Equities sold off in December amid recessionary fears fueled by the Federal Reserve’s tighter monetary policy. In the U.S., the S&P 500 Index fell 5.8%, bringing losses for 2022 to 18.1%, the worst calendar year return since the Global Financial Crisis in 2008. Value stocks outperformed with the Russell 1000 Value Index down 4%, finishing the year in the red at 7.5%, while the Russell 1000 Growth Index declined 7.7% ending the year 29.1% lower. Non-U.S. developed markets were up 0.1%, outperforming all other regions.
In fixed income, developed market bond yields continued to face upward pressure amid the hawkish stance from central banks. In the U.S., the yield curve experienced a bear flattener with the 10- and 30-year yields rising 18 and 15 basis points, respectively. The 10-year German Bund yield also increased 58 basis points to 2.53% amid inflation pressures in the Eurozone.

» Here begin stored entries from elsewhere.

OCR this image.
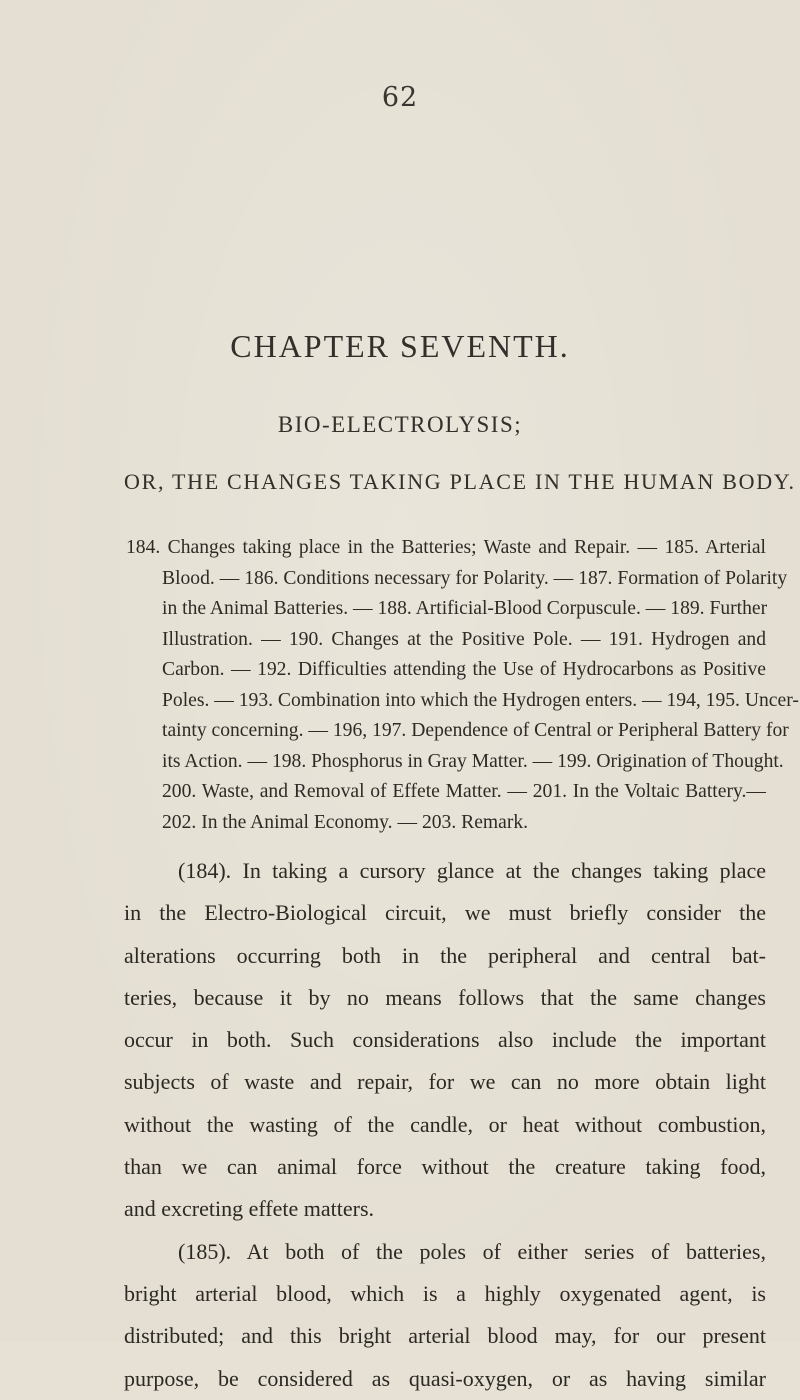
62
CHAPTER SEVENTH.
BIO-ELECTROLYSIS;
OR, THE CHANGES TAKING PLACE IN THE HUMAN BODY.
184. Changes taking place in the Batteries; Waste and Repair. — 185. Arterial
Blood. — 186. Conditions necessary for Polarity. — 187. Formation of Polarity
in the Animal Batteries. — 188. Artificial-Blood Corpuscule. — 189. Further
Illustration. — 190. Changes at the Positive Pole. — 191. Hydrogen and
Carbon. — 192. Difficulties attending the Use of Hydrocarbons as Positive
Poles. — 193. Combination into which the Hydrogen enters. — 194, 195. Uncer-
tainty concerning. — 196, 197. Dependence of Central or Peripheral Battery for
its Action. — 198. Phosphorus in Gray Matter. — 199. Origination of Thought.
200. Waste, and Removal of Effete Matter. — 201. In the Voltaic Battery.—
202. In the Animal Economy. — 203. Remark.
(184). In taking a cursory glance at the changes taking place
in the Electro-Biological circuit, we must briefly consider the
alterations occurring both in the peripheral and central bat-
teries, because it by no means follows that the same changes
occur in both. Such considerations also include the important
subjects of waste and repair, for we can no more obtain light
without the wasting of the candle, or heat without combustion,
than we can animal force without the creature taking food,
and excreting effete matters.
(185). At both of the poles of either series of batteries,
bright arterial blood, which is a highly oxygenated agent, is
distributed; and this bright arterial blood may, for our present
purpose, be considered as quasi-oxygen, or as having similar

Meanwhile, in real assets, commodities saw another volatile month, rocked by weakening global demand and supply constraints. Spot WTI Crude Oil fell 0.4% in December to $80 per barrel.

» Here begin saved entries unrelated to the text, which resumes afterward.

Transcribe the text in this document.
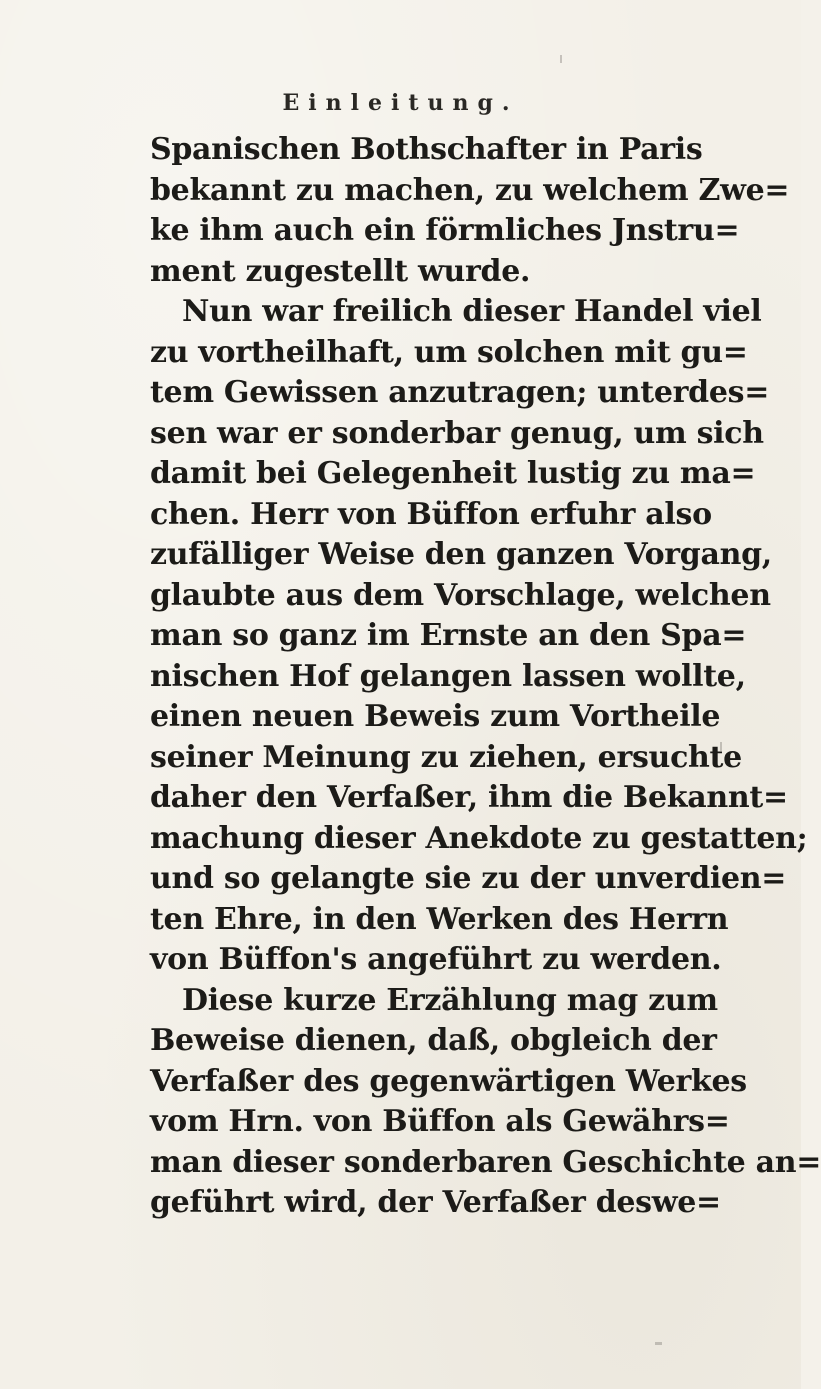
Einleitung.
Spanischen Bothschafter in Paris
bekannt zu machen, zu welchem Zwe=
ke ihm auch ein förmliches Jnstru=
ment zugestellt wurde.
Nun war freilich dieser Handel viel
zu vortheilhaft, um solchen mit gu=
tem Gewissen anzutragen; unterdes=
sen war er sonderbar genug, um sich
damit bei Gelegenheit lustig zu ma=
chen. Herr von Büffon erfuhr also
zufälliger Weise den ganzen Vorgang,
glaubte aus dem Vorschlage, welchen
man so ganz im Ernste an den Spa=
nischen Hof gelangen lassen wollte,
einen neuen Beweis zum Vortheile
seiner Meinung zu ziehen, ersuchte
daher den Verfaßer, ihm die Bekannt=
machung dieser Anekdote zu gestatten;
und so gelangte sie zu der unverdien=
ten Ehre, in den Werken des Herrn
von Büffon's angeführt zu werden.
Diese kurze Erzählung mag zum
Beweise dienen, daß, obgleich der
Verfaßer des gegenwärtigen Werkes
vom Hrn. von Büffon als Gewährs=
man dieser sonderbaren Geschichte an=
geführt wird, der Verfaßer deswe=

NEPC’s stance towards risk assets remains unfavorable given the uncertain dynamics around growth and inflation. We recommend building exposure to short-term investment-grade credit as higher yields offer an attractive defensive position. We also suggest adding exposure to value stocks in U.S. large-cap equity to mitigate the portfolio impact of rising interest rates and inflation normalizing above market expectations. In addition, we still encourage a dedicated allocation to assets that support liquidity needs in periods of stress.